Jadi, konteks takut dan menakut-nakuti dalam Al-Quran berbeda dengan pengertian secara bahasa atau pengertian manusia pada umumnya. Sebab, konotasi takut dan menakut-nakuti dalam perspektif Al-Quran tidak dalam pengertian kriminal tetapi mengandung pengertian khusus dalam konteks peperangan yang sebenarnya bukan dalam konteks damai. Selain itu, pengertian takut dalam konteks keimanan merupakan sebuah sikap mulia dalam ibadah, yaitu rasa takut hendaknya hanya dinisbatkan kepada Allah saja agar mendapat rasa aman dari-Nya.

Akar Masalah Terorisme
Munculnya suatu tindakan terorisme selalu disebabkan oleh dua motif, yaitu intrinsik dan ektrinsik. Keduanya saling mempengaruhi atau saling menguatkan satu sama lain. Bangsa Belanda selama ratusan tahun melakukan tindak terorisme dalam bentuk imprealisme kepada bangsa Indonesia. Salah satu faktor dari sekian banyak faktor intrinsik yang melatarbelakangi tindakan imperialisme karena bangsa Belanda membutuhkan dana besar untuk membuat drainase raksasa karena wilayah negaranya sering terkena banjir dari laut. Kebetulan secara ekstrinsik bangsa Indonesia pada saat itu masih dalam keadaan lemah sehingga mereka memungkinkan untuk ditekan dan ditakut-takuti sehingga kekayaan alamnya mudah untuk dirampas.
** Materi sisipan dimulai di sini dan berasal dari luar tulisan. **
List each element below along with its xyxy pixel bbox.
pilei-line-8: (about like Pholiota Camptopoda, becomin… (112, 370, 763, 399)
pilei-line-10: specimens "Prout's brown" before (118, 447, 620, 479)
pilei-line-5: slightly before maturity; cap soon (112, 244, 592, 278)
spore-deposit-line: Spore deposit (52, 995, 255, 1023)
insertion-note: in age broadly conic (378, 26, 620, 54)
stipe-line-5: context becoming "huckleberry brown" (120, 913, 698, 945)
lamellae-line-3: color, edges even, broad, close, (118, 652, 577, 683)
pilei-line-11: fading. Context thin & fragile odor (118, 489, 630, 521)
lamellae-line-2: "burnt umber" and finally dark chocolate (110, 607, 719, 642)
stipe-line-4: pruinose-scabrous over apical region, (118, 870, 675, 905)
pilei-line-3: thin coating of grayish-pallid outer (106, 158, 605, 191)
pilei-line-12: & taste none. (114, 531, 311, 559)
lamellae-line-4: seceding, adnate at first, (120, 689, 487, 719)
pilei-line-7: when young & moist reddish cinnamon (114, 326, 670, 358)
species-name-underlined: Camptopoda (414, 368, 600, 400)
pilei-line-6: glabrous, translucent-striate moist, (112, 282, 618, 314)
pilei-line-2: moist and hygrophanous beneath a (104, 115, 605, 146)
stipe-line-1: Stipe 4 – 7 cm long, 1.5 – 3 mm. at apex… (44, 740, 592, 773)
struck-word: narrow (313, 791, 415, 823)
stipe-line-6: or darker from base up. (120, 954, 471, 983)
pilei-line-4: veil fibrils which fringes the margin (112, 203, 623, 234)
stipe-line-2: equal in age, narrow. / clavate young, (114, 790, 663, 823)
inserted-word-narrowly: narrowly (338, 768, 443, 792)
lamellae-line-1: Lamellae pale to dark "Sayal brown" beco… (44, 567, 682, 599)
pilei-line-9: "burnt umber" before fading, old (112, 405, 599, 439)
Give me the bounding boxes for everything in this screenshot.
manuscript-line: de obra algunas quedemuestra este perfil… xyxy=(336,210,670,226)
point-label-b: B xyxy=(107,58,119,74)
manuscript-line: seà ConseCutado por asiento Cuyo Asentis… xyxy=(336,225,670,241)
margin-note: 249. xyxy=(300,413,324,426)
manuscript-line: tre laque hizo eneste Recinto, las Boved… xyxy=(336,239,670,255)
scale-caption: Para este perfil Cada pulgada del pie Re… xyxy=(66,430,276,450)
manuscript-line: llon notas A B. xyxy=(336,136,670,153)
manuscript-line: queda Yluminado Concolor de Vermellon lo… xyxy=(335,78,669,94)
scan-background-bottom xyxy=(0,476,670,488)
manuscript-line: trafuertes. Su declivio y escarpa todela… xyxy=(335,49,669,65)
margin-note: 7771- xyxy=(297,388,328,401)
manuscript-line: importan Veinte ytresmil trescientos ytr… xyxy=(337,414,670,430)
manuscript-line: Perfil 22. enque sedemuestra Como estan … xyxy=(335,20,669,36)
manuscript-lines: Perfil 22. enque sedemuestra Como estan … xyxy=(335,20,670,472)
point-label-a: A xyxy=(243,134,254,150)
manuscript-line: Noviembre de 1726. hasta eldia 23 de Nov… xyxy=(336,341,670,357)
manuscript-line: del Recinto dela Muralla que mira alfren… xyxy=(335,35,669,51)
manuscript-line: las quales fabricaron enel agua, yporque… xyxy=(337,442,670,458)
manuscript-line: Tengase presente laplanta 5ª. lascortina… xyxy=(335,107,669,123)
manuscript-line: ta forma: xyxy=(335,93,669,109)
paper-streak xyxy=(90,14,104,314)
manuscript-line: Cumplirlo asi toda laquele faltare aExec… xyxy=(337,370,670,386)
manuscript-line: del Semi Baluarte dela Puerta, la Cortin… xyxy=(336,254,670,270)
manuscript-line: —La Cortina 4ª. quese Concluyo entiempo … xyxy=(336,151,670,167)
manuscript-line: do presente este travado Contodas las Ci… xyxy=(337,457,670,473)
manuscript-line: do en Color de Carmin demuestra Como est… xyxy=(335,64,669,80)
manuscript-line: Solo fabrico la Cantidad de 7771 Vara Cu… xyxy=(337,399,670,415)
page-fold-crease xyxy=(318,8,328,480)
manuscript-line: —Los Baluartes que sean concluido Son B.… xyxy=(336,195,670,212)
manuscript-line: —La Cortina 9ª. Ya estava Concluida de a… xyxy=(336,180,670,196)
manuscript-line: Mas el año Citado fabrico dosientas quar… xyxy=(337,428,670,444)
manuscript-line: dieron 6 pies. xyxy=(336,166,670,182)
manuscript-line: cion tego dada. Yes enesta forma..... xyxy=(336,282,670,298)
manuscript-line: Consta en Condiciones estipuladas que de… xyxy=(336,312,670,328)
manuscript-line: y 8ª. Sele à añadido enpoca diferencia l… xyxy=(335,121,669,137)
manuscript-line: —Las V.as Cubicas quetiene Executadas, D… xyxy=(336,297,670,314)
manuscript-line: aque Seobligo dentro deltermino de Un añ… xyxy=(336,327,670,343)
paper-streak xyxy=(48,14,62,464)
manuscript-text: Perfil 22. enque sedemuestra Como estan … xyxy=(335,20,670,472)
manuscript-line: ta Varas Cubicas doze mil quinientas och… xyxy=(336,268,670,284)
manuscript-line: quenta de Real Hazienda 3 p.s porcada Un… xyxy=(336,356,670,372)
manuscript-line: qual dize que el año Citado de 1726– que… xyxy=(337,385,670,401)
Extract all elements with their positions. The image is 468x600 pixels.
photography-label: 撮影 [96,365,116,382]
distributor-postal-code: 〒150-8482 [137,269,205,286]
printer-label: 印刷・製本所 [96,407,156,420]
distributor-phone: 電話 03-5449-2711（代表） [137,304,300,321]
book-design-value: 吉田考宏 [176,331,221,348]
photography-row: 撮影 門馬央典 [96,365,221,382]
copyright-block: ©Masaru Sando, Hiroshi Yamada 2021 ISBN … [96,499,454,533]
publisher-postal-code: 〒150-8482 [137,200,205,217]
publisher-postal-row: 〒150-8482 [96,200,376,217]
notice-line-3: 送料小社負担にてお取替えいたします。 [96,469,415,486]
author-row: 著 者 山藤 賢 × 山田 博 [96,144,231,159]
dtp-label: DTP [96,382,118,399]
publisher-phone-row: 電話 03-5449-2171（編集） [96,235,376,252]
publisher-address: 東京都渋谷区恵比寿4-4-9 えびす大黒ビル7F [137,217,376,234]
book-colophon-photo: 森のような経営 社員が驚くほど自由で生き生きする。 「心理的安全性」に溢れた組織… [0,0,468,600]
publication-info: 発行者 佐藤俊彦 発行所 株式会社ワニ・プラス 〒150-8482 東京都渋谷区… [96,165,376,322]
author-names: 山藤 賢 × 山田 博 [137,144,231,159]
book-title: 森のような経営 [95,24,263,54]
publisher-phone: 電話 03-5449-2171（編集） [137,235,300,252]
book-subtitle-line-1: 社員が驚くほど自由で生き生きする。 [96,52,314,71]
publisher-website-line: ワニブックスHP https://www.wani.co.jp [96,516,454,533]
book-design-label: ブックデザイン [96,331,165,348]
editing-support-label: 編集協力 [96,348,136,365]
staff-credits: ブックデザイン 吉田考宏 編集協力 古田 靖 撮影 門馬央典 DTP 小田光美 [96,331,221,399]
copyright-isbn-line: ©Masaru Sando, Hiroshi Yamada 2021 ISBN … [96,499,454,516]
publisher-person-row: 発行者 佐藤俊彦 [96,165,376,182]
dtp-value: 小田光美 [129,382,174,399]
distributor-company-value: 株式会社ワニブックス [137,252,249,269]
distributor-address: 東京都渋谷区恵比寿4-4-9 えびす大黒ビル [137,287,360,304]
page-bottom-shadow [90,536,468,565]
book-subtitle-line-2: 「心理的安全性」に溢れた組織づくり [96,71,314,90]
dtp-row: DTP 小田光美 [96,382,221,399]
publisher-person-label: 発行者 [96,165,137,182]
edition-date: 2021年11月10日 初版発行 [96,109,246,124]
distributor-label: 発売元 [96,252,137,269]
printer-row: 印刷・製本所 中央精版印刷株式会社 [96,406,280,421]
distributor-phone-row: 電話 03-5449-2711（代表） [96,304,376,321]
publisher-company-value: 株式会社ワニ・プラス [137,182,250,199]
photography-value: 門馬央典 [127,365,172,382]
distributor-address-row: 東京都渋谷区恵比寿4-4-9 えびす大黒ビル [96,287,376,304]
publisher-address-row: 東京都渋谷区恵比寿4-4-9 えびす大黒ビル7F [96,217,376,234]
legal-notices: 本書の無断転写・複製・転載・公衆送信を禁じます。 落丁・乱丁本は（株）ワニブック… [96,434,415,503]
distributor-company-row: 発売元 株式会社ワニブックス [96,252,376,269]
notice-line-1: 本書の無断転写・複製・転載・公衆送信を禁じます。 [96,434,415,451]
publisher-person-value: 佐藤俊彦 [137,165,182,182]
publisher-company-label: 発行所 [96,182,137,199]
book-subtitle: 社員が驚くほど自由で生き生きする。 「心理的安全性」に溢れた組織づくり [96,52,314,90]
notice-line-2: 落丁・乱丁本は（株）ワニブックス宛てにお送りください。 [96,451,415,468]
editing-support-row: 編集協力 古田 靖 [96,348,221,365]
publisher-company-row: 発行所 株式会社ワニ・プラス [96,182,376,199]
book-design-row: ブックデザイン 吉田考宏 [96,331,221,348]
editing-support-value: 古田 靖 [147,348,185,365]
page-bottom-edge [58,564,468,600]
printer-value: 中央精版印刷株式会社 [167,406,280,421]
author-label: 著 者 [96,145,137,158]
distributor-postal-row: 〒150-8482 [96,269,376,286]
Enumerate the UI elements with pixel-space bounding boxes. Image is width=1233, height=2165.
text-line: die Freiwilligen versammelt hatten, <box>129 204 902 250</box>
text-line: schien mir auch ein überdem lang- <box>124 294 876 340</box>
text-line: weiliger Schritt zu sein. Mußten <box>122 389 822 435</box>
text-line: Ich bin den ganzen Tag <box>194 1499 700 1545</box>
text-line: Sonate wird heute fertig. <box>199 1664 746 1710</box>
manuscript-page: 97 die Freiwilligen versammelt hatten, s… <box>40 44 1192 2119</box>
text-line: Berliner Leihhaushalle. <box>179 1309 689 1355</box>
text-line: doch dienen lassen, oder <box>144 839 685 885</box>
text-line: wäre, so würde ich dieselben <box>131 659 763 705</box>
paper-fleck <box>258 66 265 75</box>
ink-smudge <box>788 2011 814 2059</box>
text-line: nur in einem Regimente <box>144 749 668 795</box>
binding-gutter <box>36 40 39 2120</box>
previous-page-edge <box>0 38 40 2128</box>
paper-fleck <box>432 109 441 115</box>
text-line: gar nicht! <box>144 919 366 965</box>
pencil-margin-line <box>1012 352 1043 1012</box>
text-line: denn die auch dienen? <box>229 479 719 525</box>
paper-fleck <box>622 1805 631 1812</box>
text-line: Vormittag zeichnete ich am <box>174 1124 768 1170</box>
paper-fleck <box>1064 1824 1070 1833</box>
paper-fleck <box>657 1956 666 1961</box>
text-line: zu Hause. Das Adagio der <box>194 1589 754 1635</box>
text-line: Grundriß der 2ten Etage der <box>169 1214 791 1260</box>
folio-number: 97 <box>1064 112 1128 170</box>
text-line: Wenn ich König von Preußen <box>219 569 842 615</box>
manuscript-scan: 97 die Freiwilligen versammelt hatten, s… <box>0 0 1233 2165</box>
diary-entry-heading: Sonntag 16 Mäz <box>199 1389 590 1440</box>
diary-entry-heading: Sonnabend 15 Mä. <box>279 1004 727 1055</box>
                Tindak terorisme yang dilancarkan terhadap pemerintah Britania di Irlandia oleh separatis Irish Republican Army (IRA) pada rentang tahun 1919 sampai tahun 1921 dilatarbelakangi oleh tuntutan kemerdekaan dari kekuasaan Britania. Demikian juga yang dilakukan oleh etnis Basque di Spayol pada awal abad pertengahan atau abad ke-15. Tindakan teror mereka dilatarbelakangi tuntutan kemerdekaan dari Pemrintahan Kerajaan Spanyol. Adapun aksi teror yang dilakukan Sekte Keagamaan Davidian yang dipimpin David Koresh di Amerika Serikat yang berakhir tahun 1993 dilatarbelakangi oleh ideologi bahwa dia adalah seorang nabi terakhir (Tersedia: www.wikipedia.com). Secara intrinsik mereka menginginkan kemerdekaan dan pengakuan terhadap eksistensinya, namun karena secara ekstrinsik ternyata mendapat penekanan dan itimidasi, maka terjadilah aksi terorisme tersebut.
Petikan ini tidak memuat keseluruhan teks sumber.